Chaque journée voit des visiteurs éclater en sanglots pendant la visite du château d'Elmina, construit sur 97 000m² à l'ouest de Cape Coast, au Ghana. Initialement construit en 1482 par les Portugais comme un comptoir commercial de l'or sur le Golfe de Guinée, il a été transformé en 1637 par les Hollandais en forteresse pour le commerce transatlantique des esclaves. Au cours de ces journées, les touristes découvrent de luxueuses suites où jadis des marchands d'esclaves européens séjournaient et exploitaient sexuellement des esclaves femmes. Ils découvrent aussi des cachots qui autrefois abritaient les esclaves, et les couloirs sombres et minables qui conduisaient à la «porte du non-retour». Cette porte se trouve dans les murs extérieurs du château, face à la mer, et a été baptisée ainsi parce qu'une fois traversée, les esclaves ne revenaient plus jamais. De la «porte du non retour» les esclaves étaient conduits vers des embarcations qui les transféraient plus loin en mer sur de grands bateaux, pour un long et horrible voyage vers les Amériques. Dans le recueil de voyage intitulé 1 000 Places to see before you die (1 000 sites à découvrir avant de mourir), Patricia Schultz souligne qu'au 18ième siècle, jusqu'à 30 000 esclaves traversaient la «porte du non retour» chaque année. Anouk Zijlma, une guide de voyage malawienne, raconte sa visite au Château d'Elmina : «Vous pouvez toujours ressentir la souffrance ambiante, elle est persistante.» Le château d'Elmina, classé au patrimoine mondial par l'Organisation des Nations Unies pour l'éducation, la science et la culture (Unesco) en raison de son importance, est l'un des nombreux vestiges de l'esclavage au Ghana et dans d'autres pays africains. Il y a le Château de Cape Coast, toujours au Ghana, visité en 2009 par le président américain Barack Obama, son épouse Michelle et leurs filles. Lors de cette visite, le président Obama a déclaré que ce site lui rappelait le potentiel de l'homme «à exceller dans le mal». Un autre comptoir d'esclaves, l'île de Gorée au Sénégal, qui lui aussi produit des émotions terrifiantes. Après avoir visité l'île de Gorée en Mars de cette année, Chernor Bah, un jeune activiste sierra léonais, a écrit : «J'ai été touché par cette expérience, l'histoire de la traite négrière est vicieuse.»

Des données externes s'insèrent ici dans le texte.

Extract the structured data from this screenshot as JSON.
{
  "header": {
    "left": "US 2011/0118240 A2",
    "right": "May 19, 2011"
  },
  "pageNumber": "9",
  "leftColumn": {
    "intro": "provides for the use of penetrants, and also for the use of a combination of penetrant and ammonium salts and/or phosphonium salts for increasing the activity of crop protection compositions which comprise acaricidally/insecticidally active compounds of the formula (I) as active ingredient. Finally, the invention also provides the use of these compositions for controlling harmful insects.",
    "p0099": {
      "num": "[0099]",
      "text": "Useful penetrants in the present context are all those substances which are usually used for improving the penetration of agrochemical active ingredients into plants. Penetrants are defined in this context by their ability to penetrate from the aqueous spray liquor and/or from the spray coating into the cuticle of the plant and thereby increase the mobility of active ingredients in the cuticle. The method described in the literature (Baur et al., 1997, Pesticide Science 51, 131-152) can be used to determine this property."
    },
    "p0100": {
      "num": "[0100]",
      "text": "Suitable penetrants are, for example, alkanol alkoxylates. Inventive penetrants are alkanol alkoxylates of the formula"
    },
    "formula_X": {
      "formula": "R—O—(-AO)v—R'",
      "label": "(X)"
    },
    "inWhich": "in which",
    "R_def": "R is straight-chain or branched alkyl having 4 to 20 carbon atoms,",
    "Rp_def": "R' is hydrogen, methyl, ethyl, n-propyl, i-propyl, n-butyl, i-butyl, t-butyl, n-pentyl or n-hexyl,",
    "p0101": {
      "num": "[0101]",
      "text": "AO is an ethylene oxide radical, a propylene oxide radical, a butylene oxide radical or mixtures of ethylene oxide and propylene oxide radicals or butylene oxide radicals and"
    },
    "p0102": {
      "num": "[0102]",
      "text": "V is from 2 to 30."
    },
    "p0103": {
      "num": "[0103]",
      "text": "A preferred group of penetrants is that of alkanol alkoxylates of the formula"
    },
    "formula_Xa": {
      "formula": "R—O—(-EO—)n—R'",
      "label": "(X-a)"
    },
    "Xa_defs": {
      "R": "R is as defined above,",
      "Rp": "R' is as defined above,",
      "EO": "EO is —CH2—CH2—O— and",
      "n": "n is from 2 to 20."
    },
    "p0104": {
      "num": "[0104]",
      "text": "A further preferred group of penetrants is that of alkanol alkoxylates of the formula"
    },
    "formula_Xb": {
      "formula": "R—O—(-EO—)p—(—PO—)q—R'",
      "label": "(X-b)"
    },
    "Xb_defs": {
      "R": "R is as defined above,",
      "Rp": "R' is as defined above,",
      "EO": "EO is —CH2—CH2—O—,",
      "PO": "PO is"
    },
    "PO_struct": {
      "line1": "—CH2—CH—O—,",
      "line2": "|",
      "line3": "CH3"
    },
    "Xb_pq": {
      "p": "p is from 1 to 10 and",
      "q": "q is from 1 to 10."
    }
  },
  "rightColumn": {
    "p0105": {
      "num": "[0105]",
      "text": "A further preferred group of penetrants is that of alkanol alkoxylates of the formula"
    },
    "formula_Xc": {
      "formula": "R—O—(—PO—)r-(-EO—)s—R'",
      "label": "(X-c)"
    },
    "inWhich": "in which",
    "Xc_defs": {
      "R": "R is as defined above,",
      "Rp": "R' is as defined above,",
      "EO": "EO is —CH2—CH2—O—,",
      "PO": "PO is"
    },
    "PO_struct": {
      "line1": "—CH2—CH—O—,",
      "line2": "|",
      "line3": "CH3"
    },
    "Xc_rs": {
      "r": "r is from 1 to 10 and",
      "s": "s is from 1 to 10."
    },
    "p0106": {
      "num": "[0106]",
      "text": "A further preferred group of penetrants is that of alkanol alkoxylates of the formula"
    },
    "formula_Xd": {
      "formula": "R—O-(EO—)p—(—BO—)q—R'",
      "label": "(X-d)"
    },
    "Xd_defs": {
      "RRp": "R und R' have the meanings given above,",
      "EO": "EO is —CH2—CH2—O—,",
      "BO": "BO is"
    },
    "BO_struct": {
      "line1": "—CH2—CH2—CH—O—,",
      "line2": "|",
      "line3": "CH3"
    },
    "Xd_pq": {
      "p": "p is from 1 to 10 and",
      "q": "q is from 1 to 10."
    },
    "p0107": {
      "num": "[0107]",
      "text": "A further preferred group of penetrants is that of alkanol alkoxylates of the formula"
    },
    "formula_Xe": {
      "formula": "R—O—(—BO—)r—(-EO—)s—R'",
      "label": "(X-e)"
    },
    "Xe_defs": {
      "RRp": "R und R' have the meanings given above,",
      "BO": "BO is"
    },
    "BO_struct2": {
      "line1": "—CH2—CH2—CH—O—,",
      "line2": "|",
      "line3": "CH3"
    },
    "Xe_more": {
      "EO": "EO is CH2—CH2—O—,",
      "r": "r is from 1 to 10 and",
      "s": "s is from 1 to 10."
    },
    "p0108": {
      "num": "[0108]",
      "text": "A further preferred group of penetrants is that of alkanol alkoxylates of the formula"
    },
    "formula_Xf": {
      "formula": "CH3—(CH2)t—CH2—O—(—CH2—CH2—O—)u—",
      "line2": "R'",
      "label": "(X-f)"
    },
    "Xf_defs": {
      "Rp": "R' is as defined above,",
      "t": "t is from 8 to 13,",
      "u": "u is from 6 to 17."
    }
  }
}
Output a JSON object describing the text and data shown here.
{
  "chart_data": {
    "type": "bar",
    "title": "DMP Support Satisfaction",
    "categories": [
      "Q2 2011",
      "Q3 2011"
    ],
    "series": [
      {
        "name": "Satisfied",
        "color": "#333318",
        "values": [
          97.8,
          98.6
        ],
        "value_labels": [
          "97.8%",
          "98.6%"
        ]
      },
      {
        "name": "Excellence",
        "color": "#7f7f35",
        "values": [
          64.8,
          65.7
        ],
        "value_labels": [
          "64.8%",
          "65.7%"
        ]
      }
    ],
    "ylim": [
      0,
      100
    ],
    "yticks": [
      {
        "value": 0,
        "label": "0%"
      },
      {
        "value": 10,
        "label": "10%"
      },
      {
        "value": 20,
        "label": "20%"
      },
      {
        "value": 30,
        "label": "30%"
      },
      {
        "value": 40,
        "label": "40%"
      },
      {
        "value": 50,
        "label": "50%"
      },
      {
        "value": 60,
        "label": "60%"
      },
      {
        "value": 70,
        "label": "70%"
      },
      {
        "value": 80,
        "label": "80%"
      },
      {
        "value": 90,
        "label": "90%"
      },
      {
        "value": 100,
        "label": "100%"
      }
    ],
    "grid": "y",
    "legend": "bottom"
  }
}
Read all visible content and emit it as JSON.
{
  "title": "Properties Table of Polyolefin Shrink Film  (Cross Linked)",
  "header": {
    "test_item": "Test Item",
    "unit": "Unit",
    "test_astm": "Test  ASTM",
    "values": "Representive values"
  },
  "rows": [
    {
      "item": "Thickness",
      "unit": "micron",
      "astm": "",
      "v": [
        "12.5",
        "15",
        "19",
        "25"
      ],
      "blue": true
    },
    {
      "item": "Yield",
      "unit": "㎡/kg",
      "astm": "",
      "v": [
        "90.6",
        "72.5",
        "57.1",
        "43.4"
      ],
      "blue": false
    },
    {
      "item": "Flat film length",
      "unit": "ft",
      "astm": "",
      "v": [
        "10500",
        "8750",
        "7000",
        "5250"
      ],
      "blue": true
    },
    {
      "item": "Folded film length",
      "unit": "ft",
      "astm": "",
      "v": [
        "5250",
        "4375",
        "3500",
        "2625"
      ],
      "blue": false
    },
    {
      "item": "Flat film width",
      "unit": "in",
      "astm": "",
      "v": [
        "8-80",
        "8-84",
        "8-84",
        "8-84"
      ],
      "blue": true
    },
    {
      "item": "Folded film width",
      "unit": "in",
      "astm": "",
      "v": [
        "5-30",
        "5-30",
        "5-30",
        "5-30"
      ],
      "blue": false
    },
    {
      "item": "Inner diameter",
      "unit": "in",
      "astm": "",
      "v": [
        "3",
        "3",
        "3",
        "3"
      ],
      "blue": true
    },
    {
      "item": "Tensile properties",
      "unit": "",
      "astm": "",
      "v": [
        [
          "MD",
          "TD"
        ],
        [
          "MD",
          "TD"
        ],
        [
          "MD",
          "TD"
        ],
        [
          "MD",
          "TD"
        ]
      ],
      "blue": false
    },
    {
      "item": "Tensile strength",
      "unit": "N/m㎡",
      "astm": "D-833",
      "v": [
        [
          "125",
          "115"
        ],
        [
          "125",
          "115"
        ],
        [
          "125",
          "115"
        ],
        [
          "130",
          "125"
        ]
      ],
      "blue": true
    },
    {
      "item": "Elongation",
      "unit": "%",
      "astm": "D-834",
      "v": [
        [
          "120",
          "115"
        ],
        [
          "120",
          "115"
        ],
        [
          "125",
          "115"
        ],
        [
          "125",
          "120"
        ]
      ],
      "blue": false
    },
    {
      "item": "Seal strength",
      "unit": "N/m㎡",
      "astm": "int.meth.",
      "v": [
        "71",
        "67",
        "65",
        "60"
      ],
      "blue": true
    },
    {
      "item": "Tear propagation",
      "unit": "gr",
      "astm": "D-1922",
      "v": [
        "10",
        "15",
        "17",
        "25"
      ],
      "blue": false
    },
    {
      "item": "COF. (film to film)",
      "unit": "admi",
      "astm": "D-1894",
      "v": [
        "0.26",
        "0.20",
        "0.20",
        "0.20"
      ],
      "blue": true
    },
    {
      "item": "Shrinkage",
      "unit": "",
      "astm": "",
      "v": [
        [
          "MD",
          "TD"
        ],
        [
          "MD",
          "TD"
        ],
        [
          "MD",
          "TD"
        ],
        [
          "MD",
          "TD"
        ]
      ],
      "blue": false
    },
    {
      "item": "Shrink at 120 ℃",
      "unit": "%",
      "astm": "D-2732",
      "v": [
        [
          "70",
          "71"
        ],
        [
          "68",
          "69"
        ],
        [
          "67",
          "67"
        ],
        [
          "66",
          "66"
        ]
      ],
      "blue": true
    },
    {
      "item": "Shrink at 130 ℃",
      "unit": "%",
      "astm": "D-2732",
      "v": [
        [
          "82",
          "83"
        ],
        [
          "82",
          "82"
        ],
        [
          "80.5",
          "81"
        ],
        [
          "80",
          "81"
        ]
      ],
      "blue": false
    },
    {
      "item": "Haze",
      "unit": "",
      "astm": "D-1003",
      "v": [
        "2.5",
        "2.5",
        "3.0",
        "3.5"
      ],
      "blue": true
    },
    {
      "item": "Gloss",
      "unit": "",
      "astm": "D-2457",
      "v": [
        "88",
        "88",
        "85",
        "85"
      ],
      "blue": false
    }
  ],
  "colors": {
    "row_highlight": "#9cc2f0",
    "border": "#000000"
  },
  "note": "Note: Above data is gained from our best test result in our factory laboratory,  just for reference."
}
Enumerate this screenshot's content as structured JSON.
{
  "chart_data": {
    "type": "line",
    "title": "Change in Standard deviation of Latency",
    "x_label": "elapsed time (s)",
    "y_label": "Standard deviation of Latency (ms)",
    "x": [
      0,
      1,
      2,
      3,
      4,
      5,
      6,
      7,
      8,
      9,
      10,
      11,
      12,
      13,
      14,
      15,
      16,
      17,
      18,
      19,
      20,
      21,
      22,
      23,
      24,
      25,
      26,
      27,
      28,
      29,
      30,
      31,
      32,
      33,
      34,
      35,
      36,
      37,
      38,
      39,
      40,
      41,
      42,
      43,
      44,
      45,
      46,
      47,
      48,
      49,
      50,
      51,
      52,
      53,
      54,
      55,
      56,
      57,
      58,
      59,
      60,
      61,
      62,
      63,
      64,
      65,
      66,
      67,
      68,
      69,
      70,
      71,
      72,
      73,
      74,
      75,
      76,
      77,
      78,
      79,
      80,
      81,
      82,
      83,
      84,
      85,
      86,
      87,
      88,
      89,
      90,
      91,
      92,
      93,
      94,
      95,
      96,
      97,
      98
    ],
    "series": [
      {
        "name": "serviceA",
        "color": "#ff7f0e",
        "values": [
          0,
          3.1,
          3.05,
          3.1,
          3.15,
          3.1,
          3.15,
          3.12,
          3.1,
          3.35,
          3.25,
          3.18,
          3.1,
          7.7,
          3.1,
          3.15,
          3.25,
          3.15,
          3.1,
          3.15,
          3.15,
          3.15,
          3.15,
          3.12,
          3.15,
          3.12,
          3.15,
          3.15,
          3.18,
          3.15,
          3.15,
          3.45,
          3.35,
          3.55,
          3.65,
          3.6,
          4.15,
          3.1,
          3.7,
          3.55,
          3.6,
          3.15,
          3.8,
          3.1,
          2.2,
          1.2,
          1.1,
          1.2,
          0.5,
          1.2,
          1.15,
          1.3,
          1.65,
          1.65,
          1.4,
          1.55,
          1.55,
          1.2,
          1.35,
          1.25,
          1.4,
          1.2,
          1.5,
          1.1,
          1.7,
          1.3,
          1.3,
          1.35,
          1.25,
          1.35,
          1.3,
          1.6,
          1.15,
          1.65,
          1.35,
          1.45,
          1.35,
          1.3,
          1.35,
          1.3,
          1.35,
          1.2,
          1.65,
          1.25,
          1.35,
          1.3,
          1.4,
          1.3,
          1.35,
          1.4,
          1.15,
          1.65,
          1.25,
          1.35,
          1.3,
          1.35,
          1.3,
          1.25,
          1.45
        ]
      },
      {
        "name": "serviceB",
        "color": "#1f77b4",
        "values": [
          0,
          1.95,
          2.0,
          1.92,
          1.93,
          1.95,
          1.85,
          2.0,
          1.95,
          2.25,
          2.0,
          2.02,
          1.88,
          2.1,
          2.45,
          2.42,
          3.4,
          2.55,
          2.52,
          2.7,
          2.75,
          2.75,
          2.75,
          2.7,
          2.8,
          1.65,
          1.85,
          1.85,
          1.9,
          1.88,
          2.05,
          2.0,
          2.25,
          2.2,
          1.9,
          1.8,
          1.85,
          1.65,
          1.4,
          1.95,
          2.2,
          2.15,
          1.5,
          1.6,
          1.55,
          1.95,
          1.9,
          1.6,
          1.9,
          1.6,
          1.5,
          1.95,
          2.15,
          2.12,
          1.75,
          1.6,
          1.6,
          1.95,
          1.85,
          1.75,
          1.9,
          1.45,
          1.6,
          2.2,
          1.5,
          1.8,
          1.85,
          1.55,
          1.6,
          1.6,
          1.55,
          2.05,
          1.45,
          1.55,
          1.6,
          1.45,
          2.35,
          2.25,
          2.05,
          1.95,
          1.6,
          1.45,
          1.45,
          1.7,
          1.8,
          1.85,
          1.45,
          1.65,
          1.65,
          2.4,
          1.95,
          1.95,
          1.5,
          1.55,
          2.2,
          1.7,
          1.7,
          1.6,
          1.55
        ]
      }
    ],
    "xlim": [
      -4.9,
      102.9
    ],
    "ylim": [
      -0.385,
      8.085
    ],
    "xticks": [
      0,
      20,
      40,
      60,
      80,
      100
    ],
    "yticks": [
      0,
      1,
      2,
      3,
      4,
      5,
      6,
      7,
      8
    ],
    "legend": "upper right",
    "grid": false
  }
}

Commerce transatlantique des esclaves Le professeur d'économie Nathan Nunn de l'Université de Harvard, déclare que bien que l'Afrique ait traversé quatre périodes de traite des esclaves entre 1400 et 1900, la traite négrière transatlantique demeure la plus connue. Les Portugais l'ont commencé en 1519, et au moment où elle prenait fin en 1867, la Grande-Bretagne, la France, les Pays-Bas et d'autres s'y étaient déjà engagés. Environ 15 millions de personnes d'Afrique de l'ouest, d'Afrique centrale et d'Afrique de l'Est ont été capturées et transférées dans des conditions inhumaines vers des colonies européennes. Environ 9,6 millions de personnes auraient survécu, tandis que des millions d'autres sont mortes pendant le voyage. Alors que des questions se posent encore sur ce qui aurait motivé des humains à infliger une telle brutalité à leurs semblables, la traite négrière transatlantique reste une cicatrice sur la conscience du monde. Le sociologue américain Orlando Patterson d'origine jamaïcaine parle de l'esclavage comme une «mort sociale», car les esclaves étaient considérés comme de sous-hommes indignes d'être membres de la société. Mais le monde se lève maintenant d'une seule voix contre les époques de la traite négrière, et les visites aux anciennes fortifications d'esclaves au Ghana, au Sénégal et ailleurs ravivent la colère contre une telle cruauté, passée et présente. Dans cette optique, l'Assemblée générale des Nations Unies en 2007 a établi le 25 mars de chaque année, journée internationale de commémoration des victimes de l'esclavage et de la traite transatlantique des esclaves. Pour l'ONU, cette journée «est l'occasion d'honorer et se souvenir de ceux qui ont souffert et sont morts dans ce système odieux de l'esclavage, et de nos jour, de sensibiliser sur les dangers du racisme et des préjugés».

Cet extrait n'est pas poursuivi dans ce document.